Mexico City turned its biggest football stage into a global showcase on Thursday as the World Cup opened at Estadio Azteca, with a ceremony beginning 90 minutes before kickoff and supporters streaming in hours early. The night paired celebration with strain: music, national pride and packed stands inside the stadium, while protests continued outside in the capital.
Mexico faced South Africa in the opening match at Mexico City Stadium, and FIFA said the ceremony featured Shakira, Burna Boy, Alejandro Fernández, Belinda, Danny Ocean, J Balvin, Lila Downs, Los Ángeles Azules, Maná and Tyla. The buildup also included Mexican cultural elements such as papel picado, dance, indigenous performers and live music, giving the opening a distinctly local frame even as the tournament presented itself as a continent-spanning production. Gates opened four hours before kickoff, and fans were urged to arrive early for the ceremony-filled start.

The event gave Mexico City a rare global spotlight, but it also sharpened the question of who benefits most from a mega-event of this scale. Tourism officials, local businesses and national leaders all have reason to treat the opening as an opportunity, yet the protests surrounding the stadium signaled that civic unease can sit alongside the spectacle. For residents and workers around the venue, the payoff will be measured less by television imagery than by whether the event leaves behind lasting gains in transportation, commerce and public space.
Estadio Azteca carried its own political and sporting weight into the evening. After nearly two years of renovations, the 83,000-seat stadium was ready for kickoff and became the first venue to host World Cup opening matches in three separate tournaments.
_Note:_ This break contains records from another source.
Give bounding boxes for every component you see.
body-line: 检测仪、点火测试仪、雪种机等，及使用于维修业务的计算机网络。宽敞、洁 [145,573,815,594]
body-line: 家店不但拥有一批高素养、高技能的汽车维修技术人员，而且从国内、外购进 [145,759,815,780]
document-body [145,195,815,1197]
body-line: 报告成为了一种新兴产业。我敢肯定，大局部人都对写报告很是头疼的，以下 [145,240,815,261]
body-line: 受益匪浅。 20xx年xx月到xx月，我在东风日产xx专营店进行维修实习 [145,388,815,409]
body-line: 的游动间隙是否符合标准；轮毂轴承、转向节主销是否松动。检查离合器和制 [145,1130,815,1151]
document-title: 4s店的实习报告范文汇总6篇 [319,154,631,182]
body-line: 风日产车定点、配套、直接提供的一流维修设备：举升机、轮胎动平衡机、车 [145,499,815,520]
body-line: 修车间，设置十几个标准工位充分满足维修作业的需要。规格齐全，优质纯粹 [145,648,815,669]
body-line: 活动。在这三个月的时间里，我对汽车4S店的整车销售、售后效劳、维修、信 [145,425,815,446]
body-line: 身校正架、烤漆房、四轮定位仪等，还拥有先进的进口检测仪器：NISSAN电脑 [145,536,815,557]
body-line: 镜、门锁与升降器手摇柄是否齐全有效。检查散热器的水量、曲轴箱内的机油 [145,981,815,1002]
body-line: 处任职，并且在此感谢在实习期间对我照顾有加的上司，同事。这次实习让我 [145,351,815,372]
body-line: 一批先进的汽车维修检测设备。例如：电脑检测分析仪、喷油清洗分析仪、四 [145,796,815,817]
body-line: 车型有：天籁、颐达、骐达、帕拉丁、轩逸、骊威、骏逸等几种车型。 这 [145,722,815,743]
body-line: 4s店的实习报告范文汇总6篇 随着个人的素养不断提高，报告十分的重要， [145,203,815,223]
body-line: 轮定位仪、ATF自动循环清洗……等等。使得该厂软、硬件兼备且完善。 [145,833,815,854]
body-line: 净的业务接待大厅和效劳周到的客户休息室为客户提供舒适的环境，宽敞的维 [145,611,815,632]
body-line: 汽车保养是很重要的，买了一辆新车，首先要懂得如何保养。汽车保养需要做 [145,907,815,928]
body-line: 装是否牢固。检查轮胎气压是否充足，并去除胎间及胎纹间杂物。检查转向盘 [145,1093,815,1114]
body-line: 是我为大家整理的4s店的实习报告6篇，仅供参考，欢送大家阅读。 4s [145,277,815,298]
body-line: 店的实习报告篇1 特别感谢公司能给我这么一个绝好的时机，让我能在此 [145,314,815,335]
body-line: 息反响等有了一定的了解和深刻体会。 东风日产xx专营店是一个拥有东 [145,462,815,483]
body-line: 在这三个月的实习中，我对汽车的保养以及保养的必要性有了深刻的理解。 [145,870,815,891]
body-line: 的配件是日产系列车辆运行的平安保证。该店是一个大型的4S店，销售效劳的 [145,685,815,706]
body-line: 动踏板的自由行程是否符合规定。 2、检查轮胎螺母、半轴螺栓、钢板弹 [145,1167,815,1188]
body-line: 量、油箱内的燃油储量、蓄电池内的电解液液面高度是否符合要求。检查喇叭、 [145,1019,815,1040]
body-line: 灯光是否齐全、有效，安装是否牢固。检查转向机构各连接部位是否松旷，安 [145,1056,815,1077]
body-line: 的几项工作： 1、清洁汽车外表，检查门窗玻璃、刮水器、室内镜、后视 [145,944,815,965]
Its place in Mexican football history runs through the 1970 and 1986 World Cups, and the country last hosted the tournament in 1986. That history helped make the stadium feel less like a neutral venue than a national symbol, one fan calling it “our temple.”

The Mexico City opening was only the first of three ceremonies planned across the 2026 host countries, with additional starts set for Toronto and Los Angeles. But in Mexico City, the meaning of the night was already larger than a single match. It was a test of whether a city can turn a tournament into an enduring civic asset, or whether the world’s attention will fade before the promised benefits arrive.
This article was produced by Prism’s automated news system from verified source data, official records, and press releases, then run through automated quality and moderation checks before publishing. The system is built and supervised by the people who set the standards it runs under. Read our full AI policy.